I can't even remember half the characters or stories in 3, but distinctly remember many from New Vegas. In terms of the world and exploration, I feel like Fallout 3 was more densely packed, but I also thought New Vegas' felt more authentic and fun to explore. It made more sense and each location was more interesting than FO3 where it felt kind of slap-dash a lot of the time (endless metro tunnels, abandoned buildings etc).
I feel like Bethesda gave themselves a template and tried to do as much as they could with the template, and I think it paid off with their writing and level designs. You really don't know what you're getting into walking into a dungeon in Fallout 3. Could it be infested with ants? More ghouls? Maybe an underground Super Mutant stronghold? Groups of Raiders? Maybe some people hiding out? Bethesda gets a lot of shit for bad writing, but really that's only ever in the main quests. Their side quests, I find, are usually a lot of fun and well written, at the very least they're entertaining.

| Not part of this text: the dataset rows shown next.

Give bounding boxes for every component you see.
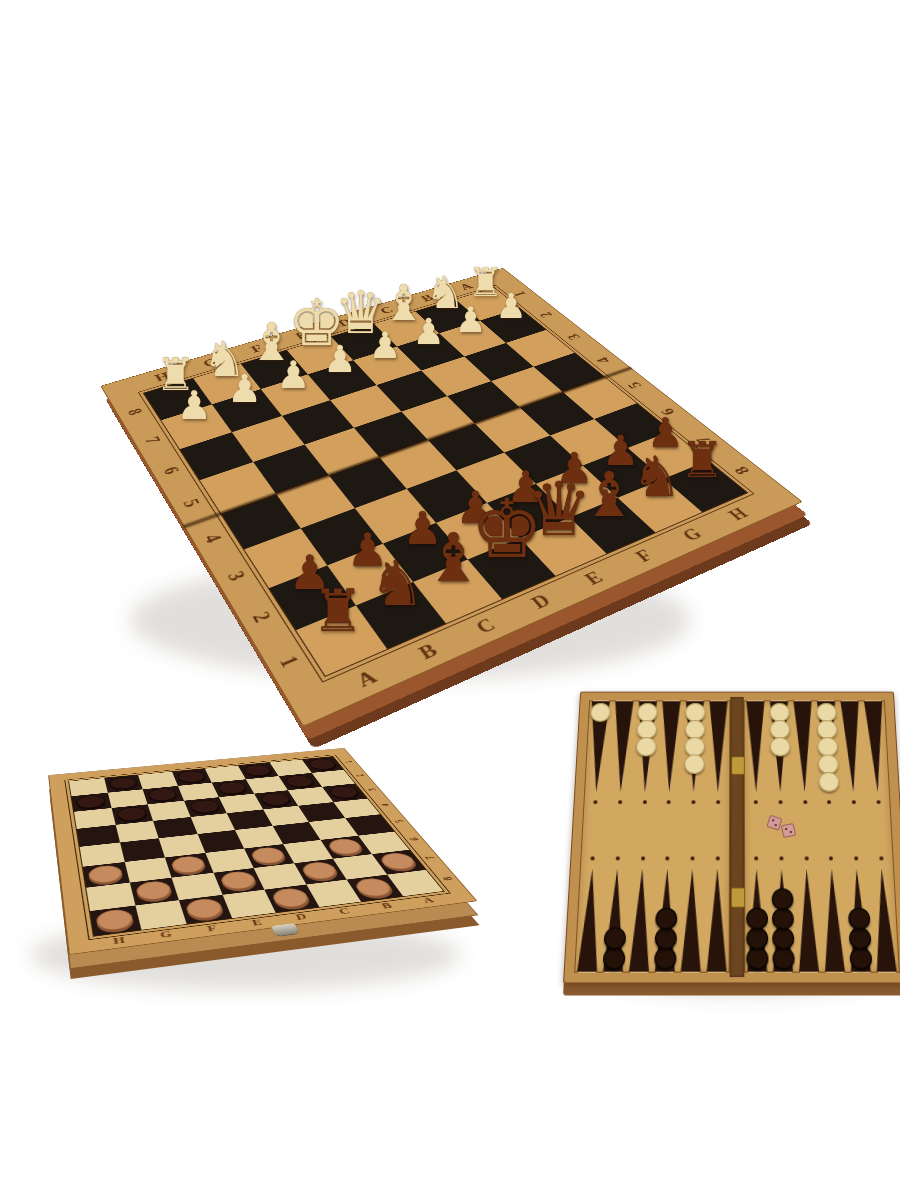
checker-light-piece xyxy=(299,861,340,881)
backgammon-point-dot xyxy=(715,856,719,860)
checker-light-piece xyxy=(95,908,135,932)
checkers-label-number: 6 xyxy=(402,833,425,844)
checker-dark-piece xyxy=(258,792,292,807)
chess-label-letter: C xyxy=(468,612,505,639)
backgammon-point-fill xyxy=(609,701,635,792)
chess-label-letter: B xyxy=(415,292,440,305)
chess-label-number: 8 xyxy=(725,460,758,480)
backgammon-point-dot xyxy=(879,856,883,860)
backgammon-point-dot xyxy=(594,800,598,804)
backgammon-checker-light xyxy=(817,720,838,739)
backgammon-checker-light xyxy=(817,737,838,756)
backgammon-point xyxy=(657,700,683,795)
backgammon-checker-dark xyxy=(848,927,871,949)
chess-label-letter: F xyxy=(627,544,663,568)
backgammon-point-fill xyxy=(627,868,654,971)
backgammon-point xyxy=(706,700,731,795)
chess-label-number: 7 xyxy=(138,431,166,450)
chess-label-number: 8 xyxy=(121,403,148,420)
chess-label-number: 2 xyxy=(244,604,279,631)
checkers-label-letter: A xyxy=(414,894,443,906)
checker-light-piece xyxy=(249,846,288,865)
chess-label-letter: D xyxy=(333,316,359,330)
backgammon-checker-dark xyxy=(771,888,793,909)
chess-label-number: 7 xyxy=(688,431,720,449)
backgammon-point-fill xyxy=(745,701,768,792)
checker-dark-piece xyxy=(241,764,273,777)
backgammon-checker-dark xyxy=(602,947,625,969)
checker-light-piece xyxy=(352,877,396,898)
checker-dark-piece xyxy=(188,799,222,814)
backgammon-point-dot xyxy=(754,856,758,860)
checker-dark-piece xyxy=(108,776,138,790)
backgammon-checker-light xyxy=(684,754,705,773)
checkers-label-letter: B xyxy=(372,899,401,912)
chess-label-number: 4 xyxy=(589,352,617,367)
die xyxy=(781,823,797,838)
backgammon-point-dot xyxy=(827,800,831,804)
chess-label-letter: E xyxy=(576,566,612,591)
chess-label-number: 3 xyxy=(219,564,253,589)
checkers-label-number: 1 xyxy=(339,758,358,766)
checker-dark-piece xyxy=(147,787,179,801)
backgammon-point-dot xyxy=(591,856,595,860)
backgammon-checker-dark xyxy=(746,927,768,949)
backgammon-point-fill xyxy=(658,701,682,792)
backgammon-checker-light xyxy=(685,703,705,722)
backgammon-checker-dark xyxy=(746,947,768,969)
backgammon-point xyxy=(791,700,817,795)
checkers-board-photo: H1G2F3E4D5C6B7A8 xyxy=(0,690,520,1010)
backgammon-point-fill xyxy=(705,868,729,971)
backgammon-point-fill xyxy=(795,868,821,971)
backgammon-checker-light xyxy=(818,754,839,773)
product-photo-stage: 18HA27GB36FC45ED54DE63CF72BG81AH ♜♟♟♜♞♟♟… xyxy=(0,0,900,1200)
backgammon-point xyxy=(608,700,636,795)
backgammon-point-fill xyxy=(839,701,865,792)
backgammon-point-fill xyxy=(862,701,889,792)
backgammon-point-dot xyxy=(667,800,671,804)
backgammon-point xyxy=(704,865,730,972)
backgammon-checker-light xyxy=(769,737,790,756)
backgammon-checker-light xyxy=(816,703,837,722)
backgammon-point-dot xyxy=(804,856,808,860)
backgammon-point xyxy=(861,700,890,795)
backgammon-checker-light xyxy=(769,720,790,739)
backgammon-checker-light xyxy=(684,720,705,739)
chess-label-number: 5 xyxy=(620,377,649,393)
backgammon-point-dot xyxy=(754,800,758,804)
chess-label-number: 2 xyxy=(533,308,559,321)
checker-light-piece xyxy=(184,897,225,920)
backgammon-checker-dark xyxy=(771,908,793,930)
backgammon-point-fill xyxy=(870,868,899,971)
backgammon-point-dot xyxy=(618,800,622,804)
backgammon-point-dot xyxy=(643,800,647,804)
checkers-label-number: 8 xyxy=(435,872,461,885)
backgammon-point-fill xyxy=(792,701,816,792)
checkers-label-letter: H xyxy=(106,933,133,947)
checker-light-piece xyxy=(269,887,311,909)
checker-light-piece xyxy=(170,855,207,874)
backgammon-point xyxy=(744,700,769,795)
checker-light-piece xyxy=(218,870,258,891)
backgammon-point-dot xyxy=(691,856,695,860)
backgammon-board-photo xyxy=(572,680,900,980)
checker-dark-piece xyxy=(326,785,361,799)
chess-label-letter: H xyxy=(150,369,176,385)
backgammon-point xyxy=(869,865,900,972)
hinge-icon xyxy=(731,756,745,775)
checkers-label-letter: G xyxy=(152,927,179,941)
backgammon-checker-dark xyxy=(654,927,676,949)
checker-dark-piece xyxy=(115,806,148,822)
backgammon-point-dot xyxy=(854,856,858,860)
backgammon-point xyxy=(626,865,655,972)
backgammon-point xyxy=(794,865,822,972)
chess-label-letter: G xyxy=(675,523,710,546)
chess-label-letter: B xyxy=(410,637,447,666)
chess-label-letter: C xyxy=(375,304,400,317)
checkers-label-number: 3 xyxy=(362,785,382,794)
chess-label-letter: E xyxy=(289,328,315,342)
chess-label-letter: F xyxy=(244,341,270,356)
backgammon-point-dot xyxy=(779,856,783,860)
checkers-label-number: 7 xyxy=(418,852,442,864)
backgammon-checker-dark xyxy=(772,927,794,949)
backgammon-point-dot xyxy=(803,800,807,804)
checker-light-piece xyxy=(325,837,365,855)
backgammon-hinge-seam xyxy=(730,697,745,977)
backgammon-point-dot xyxy=(691,800,695,804)
checkers-label-number: 2 xyxy=(350,771,370,780)
backgammon-point-fill xyxy=(707,701,730,792)
backgammon-right-half xyxy=(744,700,900,972)
checkers-label-letter: E xyxy=(243,916,271,929)
backgammon-point-fill xyxy=(679,868,704,971)
checkers-label-number: 5 xyxy=(388,816,410,826)
backgammon-checker-dark xyxy=(603,927,626,949)
chess-label-number: 1 xyxy=(507,287,532,300)
backgammon-checker-dark xyxy=(746,908,768,930)
chess-label-number: 1 xyxy=(270,647,307,676)
checker-dark-piece xyxy=(305,758,338,771)
backgammon-checker-dark xyxy=(654,947,677,969)
chess-label-letter: A xyxy=(454,280,479,292)
chess-label-letter: D xyxy=(523,589,559,615)
backgammon-point-dot xyxy=(716,800,720,804)
backgammon-checker-dark xyxy=(772,947,794,969)
backgammon-checker-light xyxy=(684,737,705,756)
checker-light-piece xyxy=(87,864,123,884)
backgammon-point-dot xyxy=(666,856,670,860)
chess-label-number: 3 xyxy=(560,329,587,343)
checkers-square xyxy=(135,900,187,930)
checkers-square xyxy=(90,905,141,936)
chess-label-number: 4 xyxy=(197,527,229,550)
backgammon-checker-dark xyxy=(655,908,677,930)
backgammon-point-dot xyxy=(876,800,880,804)
backgammon-checker-dark xyxy=(847,908,870,930)
backgammon-point-dot xyxy=(641,856,645,860)
backgammon-point xyxy=(678,865,705,972)
hinge-icon xyxy=(731,887,745,907)
backgammon-point-dot xyxy=(829,856,833,860)
checkers-label-letter: F xyxy=(198,922,226,936)
chess-label-number: 6 xyxy=(653,403,683,420)
chess-label-letter: H xyxy=(722,503,757,525)
checker-dark-piece xyxy=(176,770,207,783)
checkers-label-letter: D xyxy=(287,910,315,923)
backgammon-left-half xyxy=(574,700,730,972)
chess-label-number: 5 xyxy=(176,493,207,514)
checkers-label-letter: C xyxy=(330,905,358,918)
checker-light-piece xyxy=(377,852,419,871)
checker-light-piece xyxy=(134,880,172,901)
chess-board-photo: 18HA27GB36FC45ED54DE63CF72BG81AH ♜♟♟♜♞♟♟… xyxy=(0,0,900,760)
backgammon-point-fill xyxy=(820,868,847,971)
chess-label-number: 6 xyxy=(156,461,186,481)
backgammon-checker-light xyxy=(818,772,839,792)
die xyxy=(766,815,782,831)
backgammon-checker-dark xyxy=(849,947,872,969)
checker-dark-piece xyxy=(75,794,106,809)
backgammon-point-dot xyxy=(852,800,856,804)
checker-dark-piece xyxy=(216,781,249,795)
backgammon-board xyxy=(563,692,900,984)
chess-label-letter: G xyxy=(198,355,224,370)
backgammon-point-dot xyxy=(779,800,783,804)
checkers-label-number: 4 xyxy=(375,800,396,810)
backgammon-point-fill xyxy=(575,868,604,971)
backgammon-checker-light xyxy=(769,703,789,722)
checker-dark-piece xyxy=(283,774,317,788)
backgammon-point-dot xyxy=(616,856,620,860)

New Vegas tried to do a lot of different things without a template, and either failed to provide anything interesting, or ran out of time to finish it.
In New Vegas, the side quests I just felt were uninteresting, bland, and had boring characters. If they weren't making you trek across the desert (damn you Boomers), they were making you wander around and do a lot of, well, nothing. The main quest was a friggin' slog in New Vegas. I will praise the writing and acting up and down, but it was just so BORING. No matter what path you take, you get the platinum chip, activate the securitrons (though I think NCR skips that part), and then do a series of side quests you'd probably do anyway, and did I mention I find the side quests boring? After that, you get one interesting mission with the President of NCR, then go flip a switch, go to Hoover Dam, and the game is over.
In Fallout 3, you explored a derelict Vault, entered a simulation run by a 200 year old madman, rescued children from slavers, followed a giant robot around, repaired a radio station, escaped the enemy base (and optionally
blew up the President of the United States), and then it actually continued, provided you have DLC(which you'd honestly be stupid not to at least get that one nowadays. I'd forgive you if you skipped the rest). Even if the writing fell apart, it was loads of fun and had a ton of variety. I do not count "go do some side quests" as variety, that's just lazy.
It might help I played 3 first, but I honestly expected New Vegas to blow me away and become my new favorite, I was totally open to that. But it didn't, and I genuinely hope we get some traditional Bethesda flair in this new game.